With each social media platform, different metrics indicate different levels of success. Facebook allows “likes”, comments, and shares. Information that curries positive perception will receive approval in the form of likes, that which generates conversation will see comments, and that which embodies the values that customers espouse will see shares. In each type of activity, the response is an indicator of viewer reaction that can be read to tailor content in the future. The same concept applies to Twitter, YouTube, LinkedIn, and Google+: know the platform you’re examining and use the metrics presented to paint a picture of content efficacy.
Engagement
The core mechanism of content marketing is improvement of customer relationships through engagement. Thought provoking information put out into the social sphere that does not resonate with customers or spur some kind of conversation has, therefore, fallen short. Gaging the effectiveness of your content then becomes a simple matter of monitoring customer interactions and crafting future efforts on that basis.
What constitutes engagement? A number of things. Web traffic has long been considered a useful metric, but we suggest examining bounce rate, time spent on page, and number of pages per visit. The bounce rate is the percentage of viewers that see one page and then immediately leave your website. Time spent on page is rather self-explanatory, but what it indicates is whether viewers spent the time to digest your content or simply moved on. Finally, engaging content should spur the desire to view more, which is why number of pages per visit is such a valuable barometer.
Email Subscriptions
As a business, your aim is not to simply dazzle a few one-time viewers; you want to build a following. This can be achieved in a number of ways, including garnering Facebook fans, Twitter followers, and Google+ followers, but email remains the king of this arena. This is because, while followers and fans are an attractive metric, social network users can be surprisingly passive in their support, perhaps not even seeing your published content in the wash of their social media feed.

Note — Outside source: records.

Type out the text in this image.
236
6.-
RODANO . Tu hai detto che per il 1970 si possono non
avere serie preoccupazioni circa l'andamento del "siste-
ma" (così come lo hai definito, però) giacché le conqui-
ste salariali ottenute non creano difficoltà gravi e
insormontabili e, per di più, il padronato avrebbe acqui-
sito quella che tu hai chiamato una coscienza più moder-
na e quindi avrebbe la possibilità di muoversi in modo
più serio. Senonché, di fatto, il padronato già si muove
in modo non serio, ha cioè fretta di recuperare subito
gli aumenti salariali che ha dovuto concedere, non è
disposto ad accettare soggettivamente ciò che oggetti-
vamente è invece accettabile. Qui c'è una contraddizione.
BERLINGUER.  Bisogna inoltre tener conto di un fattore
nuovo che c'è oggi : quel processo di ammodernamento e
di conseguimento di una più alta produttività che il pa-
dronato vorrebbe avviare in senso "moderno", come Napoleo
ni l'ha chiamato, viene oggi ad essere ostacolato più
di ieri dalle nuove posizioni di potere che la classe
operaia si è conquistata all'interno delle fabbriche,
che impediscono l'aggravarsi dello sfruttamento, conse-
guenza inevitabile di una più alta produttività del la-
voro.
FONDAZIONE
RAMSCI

Building an email list then is a matter of crafting an appropriate call-to-action and using that as a gateway to content. A call-to-action is a form, page, or javascript pop-up that encourages email subscription with appropriate language and benefits listed to sweeten the deal. Often, these are presented with an X in the corner, allowing users to bypass the process. However, requiring email subscription, for more exclusive content can help determine content marketing effectiveness. If your “free” content is engaging and valuable enough, then users will subscribe to see more, giving you valuable information and a foundation of subscribers.
Perception
The primary aim of content marketing is to improve perception. This is inescapable. Any efforts that improve your following, generate leads, and engage customers, but fail to improve your brand in the eyes of consumers has failed. Fortunately, feedback methods are available that can help enlighten this crucial, if somewhat intangible, metric.

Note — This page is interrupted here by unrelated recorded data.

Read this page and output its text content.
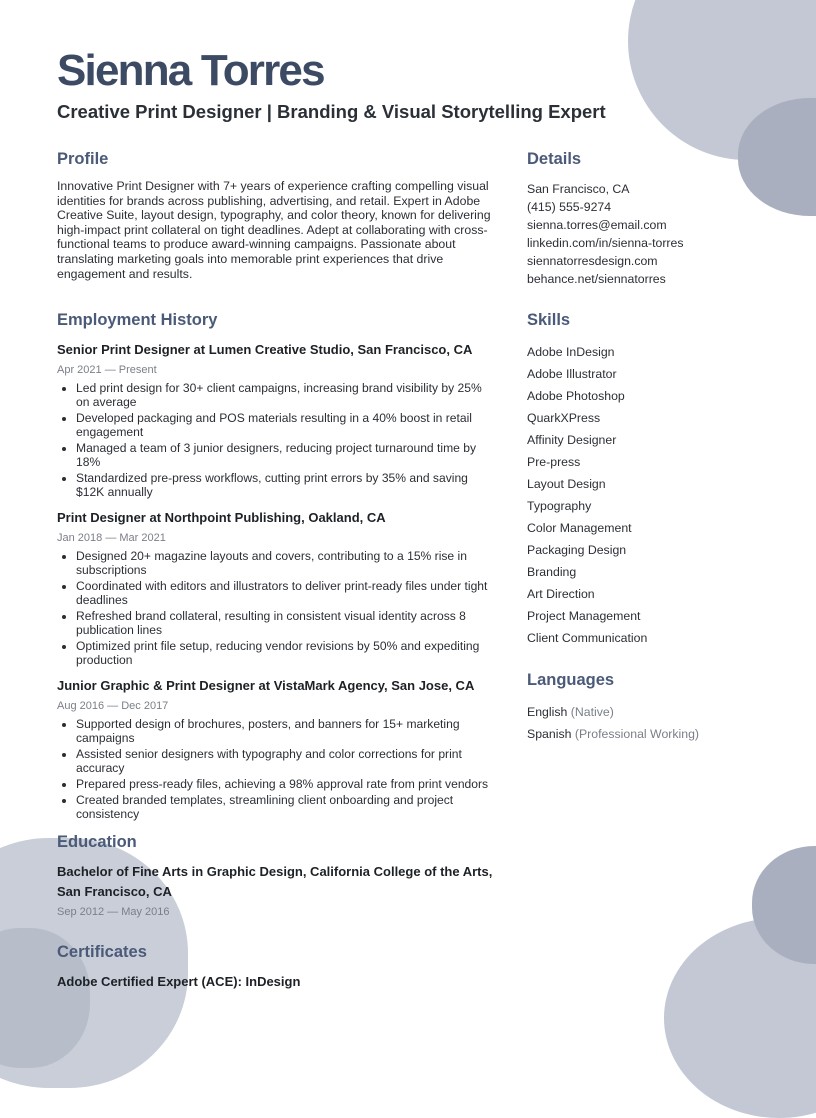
Sienna Torres
Creative Print Designer | Branding & Visual Storytelling Expert
Profile

Innovative Print Designer with 7+ years of experience crafting compelling visual identities for brands across publishing, advertising, and retail. Expert in Adobe Creative Suite, layout design, typography, and color theory, known for delivering high-impact print collateral on tight deadlines. Adept at collaborating with cross-functional teams to produce award-winning campaigns. Passionate about translating marketing goals into memorable print experiences that drive engagement and results.

Employment History

Senior Print Designer at Lumen Creative Studio, San Francisco, CA

Apr 2021 — Present

• Led print design for 30+ client campaigns, increasing brand visibility by 25% on average
• Developed packaging and POS materials resulting in a 40% boost in retail engagement
• Managed a team of 3 junior designers, reducing project turnaround time by 18%
• Standardized pre-press workflows, cutting print errors by 35% and saving $12K annually

Print Designer at Northpoint Publishing, Oakland, CA

Jan 2018 — Mar 2021

• Designed 20+ magazine layouts and covers, contributing to a 15% rise in subscriptions
• Coordinated with editors and illustrators to deliver print-ready files under tight deadlines
• Refreshed brand collateral, resulting in consistent visual identity across 8 publication lines
• Optimized print file setup, reducing vendor revisions by 50% and expediting production

Junior Graphic & Print Designer at VistaMark Agency, San Jose, CA

Aug 2016 — Dec 2017

• Supported design of brochures, posters, and banners for 15+ marketing campaigns
• Assisted senior designers with typography and color corrections for print accuracy
• Prepared press-ready files, achieving a 98% approval rate from print vendors
• Created branded templates, streamlining client onboarding and project consistency
Education

Bachelor of Fine Arts in Graphic Design, California College of the Arts, San Francisco, CA

Sep 2012 — May 2016

Certificates

Adobe Certified Expert (ACE): InDesign

Details
San Francisco, CA
(415) 555-9274
sienna.torres@email.com
linkedin.com/in/sienna-torres
siennatorresdesign.com
behance.net/siennatorres
Skills
Adobe InDesign
Adobe Illustrator
Adobe Photoshop
QuarkXPress
Affinity Designer
Pre-press
Layout Design
Typography
Color Management
Packaging Design
Branding
Art Direction
Project Management
Client Communication
Languages
English (Native)
Spanish (Professional Working)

The best way to determine if your reputation has improved is to ask your customers. Services like SurveyMonkey have free and premium packages that allow you to poll users and glean important insight. In addition, their system offers advanced survey techniques, like randomized response order, to prevent unintended poll biases and deliver a clearer picture. Focus groups are generally more expensive to conduct, and interviewees may be hard to attain, but this more intensive method, combined with cursory surveys can help determine whether or not your content is pulling its weight.
Revenue
Ultimately, marketing is an investment, and the return on that investment is what matters most. The problem is, this particular litmus test requires a lot of context in order to discern content marketing’s role in a positive or negative change. The key is to, once again, ask your customers. Tossing a quick “how did you hear about us?” question in the checkout process can help shed some light on the matter, as can tracking other metrics listed here. Remember that all aspects of your business contribute to revenue, and that if content marketing does not improve your bottom line, then all effort should be made to revise and improve them.

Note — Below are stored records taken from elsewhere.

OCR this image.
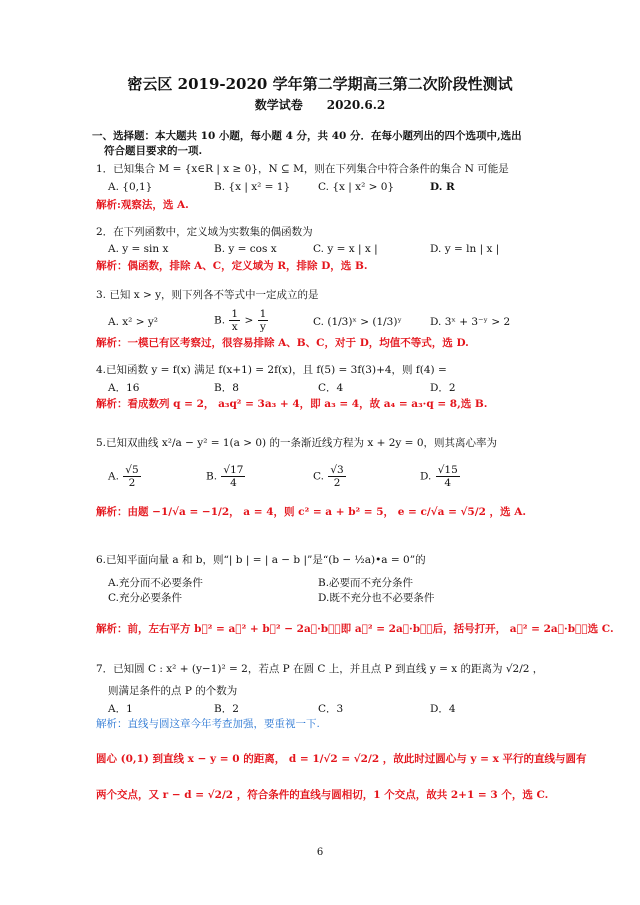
密云区 2019-2020 学年第二学期高三第二次阶段性测试
数学试卷　　2020.6.2
一、选择题：本大题共 10 小题，每小题 4 分，共 40 分．在每小题列出的四个选项中,选出
符合题目要求的一项.
1．已知集合 M = {x∈R | x ≥ 0}，N ⊆ M，则在下列集合中符合条件的集合 N 可能是
A. {0,1}	B. {x | x² = 1}	C. {x | x² > 0}	D. R
解析:观察法，选 A.
2．在下列函数中，定义域为实数集的偶函数为
A. y = sin x	B. y = cos x	C. y = x | x |	D. y = ln | x |
解析：偶函数，排除 A、C，定义域为 R，排除 D，选 B.
3. 已知 x > y，则下列各不等式中一定成立的是
A. x² > y²	B. $\frac{1}{x} > \frac{1}{y}$	C. (1/3)ˣ > (1/3)ʸ	D. 3ˣ + 3⁻ʸ > 2
解析：一模已有区考察过，很容易排除 A、B、C，对于 D，均值不等式，选 D.
4.已知函数 y = f(x) 满足 f(x+1) = 2f(x)，且 f(5) = 3f(3)+4，则 f(4) =
A．16	B．8	C．4	D．2
解析：看成数列 q = 2， a₃q² = 3a₃ + 4，即 a₃ = 4，故 a₄ = a₃·q = 8,选 B.
5.已知双曲线 x²/a − y² = 1(a > 0) 的一条渐近线方程为 x + 2y = 0，则其离心率为
A. $\frac{√5}{2}$	B. $\frac{√17}{4}$	C. $\frac{√3}{2}$	D. $\frac{√15}{4}$
解析：由题 −1/√a = −1/2， a = 4，则 c² = a + b² = 5， e = c/√a = √5/2 ，选 A.
6.已知平面向量 a 和 b，则“| b | = | a − b |”是“(b − ½a)•a = 0”的
A.充分而不必要条件	B.必要而不充分条件
C.充分必要条件	D.既不充分也不必要条件
解析：前，左右平方 b⃗² = a⃗² + b⃗² − 2a⃗·b⃗，即 a⃗² = 2a⃗·b⃗，后，括号打开， a⃗² = 2a⃗·b⃗，选 C.
7．已知圆 C : x² + (y−1)² = 2，若点 P 在圆 C 上，并且点 P 到直线 y = x 的距离为 √2/2 ，
则满足条件的点 P 的个数为
A．1	B．2	C．3	D．4
解析：直线与圆这章今年考查加强，要重视一下.
圆心 (0,1) 到直线 x − y = 0 的距离， d = 1/√2 = √2/2 ，故此时过圆心与 y = x 平行的直线与圆有
两个交点，又 r − d = √2/2 ，符合条件的直线与圆相切，1 个交点，故共 2+1 = 3 个，选 C.
6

Tracking the intangible worth of content marketing can be challenging, but you are not without some valuable indicators. Monitor the sharing activity of your content on social networks, as well as the length and breadth of viewer visits to your website. Work to build a following and improve brand perception, and gage your success by tracking subscriptions and survey responses. Finally, look for an improvement in revenue. You’re running a business after all, and any information that can help plot a course for action is well worth a listen.